第15話『へっ、そんなへなちょこ攻撃当たんないよーだ!』
未知の恐怖を体現した魔王ノルンが現れた翌日。
オリヴィアのいる教会で事件が発生した。
ルークや所用で離れていたオリヴィアを呼び出したのはソフィアであり、何事かと集まってみれば中庭でエースブを地面に転がし、それを踏みつけながら叫ぶソフィアが居たのである。
既に状況は混乱していた。
「オラ! 降りてきなさいよ! あんたァ!」
「ヘンっ! そっちがこっちに来なさいよ! あ。わかったぁ。こーんな小さな木も登れないんだぁ。へぇー。だっさっ!!」
「こんのクソガキがぁぁあ!! 今に見てなさいよ!」
「うわっ、キモッ、マジになってる。嵐よ。アイツを吹き飛ばして」
「っ! 何すんのよ! このクソガキ!」
「べーっだ。口ばっかりでなにも出来ないんだね。分かったらさっさと降参したらぁ? エースブ様を解放してさ」
「アンタが降りてきたら、このゴミを解放してやるわ!」
「ふげっ」
「あー! またエースブ様踏んだぁ!! もうこんなオンボロ教会全部吹っ飛ばしてやるから!」
そう。それはまさに嵐という言葉がよく似合う。ドタバタと、ワイワイきゃいきゃいと激しく動き回る少女たちの惨劇であった。
ソフィアの足元にはボロボロになり横たわっているエースブがおり、ソフィアが怒る度に踏まれ、うめき声を上げている。
ペイナはソフィアの足元でエースブを助け出そうとしているが、上手くはいっていないようだ。

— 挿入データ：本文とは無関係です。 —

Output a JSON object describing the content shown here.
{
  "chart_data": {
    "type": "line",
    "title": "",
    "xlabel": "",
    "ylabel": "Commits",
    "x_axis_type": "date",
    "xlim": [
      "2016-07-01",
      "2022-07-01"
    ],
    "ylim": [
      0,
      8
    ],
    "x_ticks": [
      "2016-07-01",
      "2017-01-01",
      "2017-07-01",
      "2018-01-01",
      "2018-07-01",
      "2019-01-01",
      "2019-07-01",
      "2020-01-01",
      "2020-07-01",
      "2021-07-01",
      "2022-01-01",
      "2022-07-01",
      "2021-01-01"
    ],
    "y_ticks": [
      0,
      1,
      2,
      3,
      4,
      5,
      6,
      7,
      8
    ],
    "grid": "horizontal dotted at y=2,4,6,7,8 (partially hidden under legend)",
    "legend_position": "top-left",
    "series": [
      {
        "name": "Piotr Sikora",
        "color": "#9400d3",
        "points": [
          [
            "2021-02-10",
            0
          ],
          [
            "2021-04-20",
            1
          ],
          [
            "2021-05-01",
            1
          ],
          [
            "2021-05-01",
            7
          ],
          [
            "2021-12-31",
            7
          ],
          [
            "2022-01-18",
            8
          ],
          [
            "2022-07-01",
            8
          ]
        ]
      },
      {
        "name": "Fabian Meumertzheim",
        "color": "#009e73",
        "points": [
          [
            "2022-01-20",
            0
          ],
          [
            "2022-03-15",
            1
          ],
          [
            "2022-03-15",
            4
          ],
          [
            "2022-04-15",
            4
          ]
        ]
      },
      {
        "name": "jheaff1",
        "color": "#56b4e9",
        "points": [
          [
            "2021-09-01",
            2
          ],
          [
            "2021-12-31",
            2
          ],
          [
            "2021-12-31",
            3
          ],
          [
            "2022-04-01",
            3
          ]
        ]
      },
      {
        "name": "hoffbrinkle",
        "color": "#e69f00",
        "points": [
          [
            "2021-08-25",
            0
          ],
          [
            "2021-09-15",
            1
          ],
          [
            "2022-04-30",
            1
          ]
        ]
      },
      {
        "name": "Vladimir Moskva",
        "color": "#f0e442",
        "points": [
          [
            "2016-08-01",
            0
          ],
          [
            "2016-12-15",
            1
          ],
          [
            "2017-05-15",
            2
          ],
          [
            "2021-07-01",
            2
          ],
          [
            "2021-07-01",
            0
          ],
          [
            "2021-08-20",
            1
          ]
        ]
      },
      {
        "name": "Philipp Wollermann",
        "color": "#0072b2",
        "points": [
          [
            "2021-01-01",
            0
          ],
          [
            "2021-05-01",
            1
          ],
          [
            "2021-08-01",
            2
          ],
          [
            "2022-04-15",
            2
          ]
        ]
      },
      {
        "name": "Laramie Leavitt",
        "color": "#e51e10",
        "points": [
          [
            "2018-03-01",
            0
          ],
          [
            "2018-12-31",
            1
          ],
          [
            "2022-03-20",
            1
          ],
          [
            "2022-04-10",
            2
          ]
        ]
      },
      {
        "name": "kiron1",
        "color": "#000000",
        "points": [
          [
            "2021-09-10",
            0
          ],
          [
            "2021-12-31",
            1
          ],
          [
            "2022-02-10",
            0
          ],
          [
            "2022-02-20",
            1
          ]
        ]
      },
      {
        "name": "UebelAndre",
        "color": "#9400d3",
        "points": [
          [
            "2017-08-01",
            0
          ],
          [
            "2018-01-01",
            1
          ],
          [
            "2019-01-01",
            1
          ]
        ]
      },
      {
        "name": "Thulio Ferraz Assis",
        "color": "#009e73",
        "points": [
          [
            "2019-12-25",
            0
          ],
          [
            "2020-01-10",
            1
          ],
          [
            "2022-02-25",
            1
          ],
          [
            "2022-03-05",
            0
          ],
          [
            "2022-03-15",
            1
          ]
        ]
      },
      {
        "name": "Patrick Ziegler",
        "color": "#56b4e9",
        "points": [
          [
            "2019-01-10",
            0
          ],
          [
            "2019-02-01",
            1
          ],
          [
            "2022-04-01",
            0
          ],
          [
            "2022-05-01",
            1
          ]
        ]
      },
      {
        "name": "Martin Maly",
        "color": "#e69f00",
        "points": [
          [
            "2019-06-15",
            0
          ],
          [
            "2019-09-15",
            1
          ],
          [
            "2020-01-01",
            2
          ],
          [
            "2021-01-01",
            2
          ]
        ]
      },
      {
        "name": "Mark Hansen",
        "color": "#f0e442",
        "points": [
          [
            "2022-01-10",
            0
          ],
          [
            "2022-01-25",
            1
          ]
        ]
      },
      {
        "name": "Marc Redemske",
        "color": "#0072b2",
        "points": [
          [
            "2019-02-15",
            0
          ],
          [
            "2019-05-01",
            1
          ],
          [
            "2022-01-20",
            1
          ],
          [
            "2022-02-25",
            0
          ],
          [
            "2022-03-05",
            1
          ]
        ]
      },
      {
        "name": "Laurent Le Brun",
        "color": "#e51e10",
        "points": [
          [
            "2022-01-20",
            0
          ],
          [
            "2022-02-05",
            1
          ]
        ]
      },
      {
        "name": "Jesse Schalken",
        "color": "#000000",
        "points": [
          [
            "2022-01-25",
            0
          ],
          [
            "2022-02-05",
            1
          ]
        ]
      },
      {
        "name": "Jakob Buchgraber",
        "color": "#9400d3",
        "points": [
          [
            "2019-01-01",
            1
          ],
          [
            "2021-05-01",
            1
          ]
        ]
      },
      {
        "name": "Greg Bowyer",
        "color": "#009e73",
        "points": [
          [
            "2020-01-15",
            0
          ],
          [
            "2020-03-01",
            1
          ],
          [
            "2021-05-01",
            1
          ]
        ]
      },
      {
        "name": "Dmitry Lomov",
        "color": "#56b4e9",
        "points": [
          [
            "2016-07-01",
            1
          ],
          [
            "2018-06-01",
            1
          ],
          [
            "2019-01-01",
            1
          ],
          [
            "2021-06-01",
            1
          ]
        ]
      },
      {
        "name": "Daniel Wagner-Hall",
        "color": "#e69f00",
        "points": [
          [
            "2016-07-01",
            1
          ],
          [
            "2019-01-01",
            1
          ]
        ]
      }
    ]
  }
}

そして問題の少女は、やや大きな木の上からソフィアを挑発している様だった。
「さて。困ったものだね。どうにか出来ないか? 勇者ルーク」
「うわっ! どこにも居ないと思ったら」
「ふふふ。不思議だろう……?」
「いや、こんな問答やってる場合じゃないだろ。それで何がどうなってこんな事になってるんだ」
騎士レオンの問いに答えたのは、聖女オリヴィアであった。
彼女はルークやレオンよりも早くここに戻ってきており、ペイナから事情を聞いていたらしく、二人にもその事情を伝える。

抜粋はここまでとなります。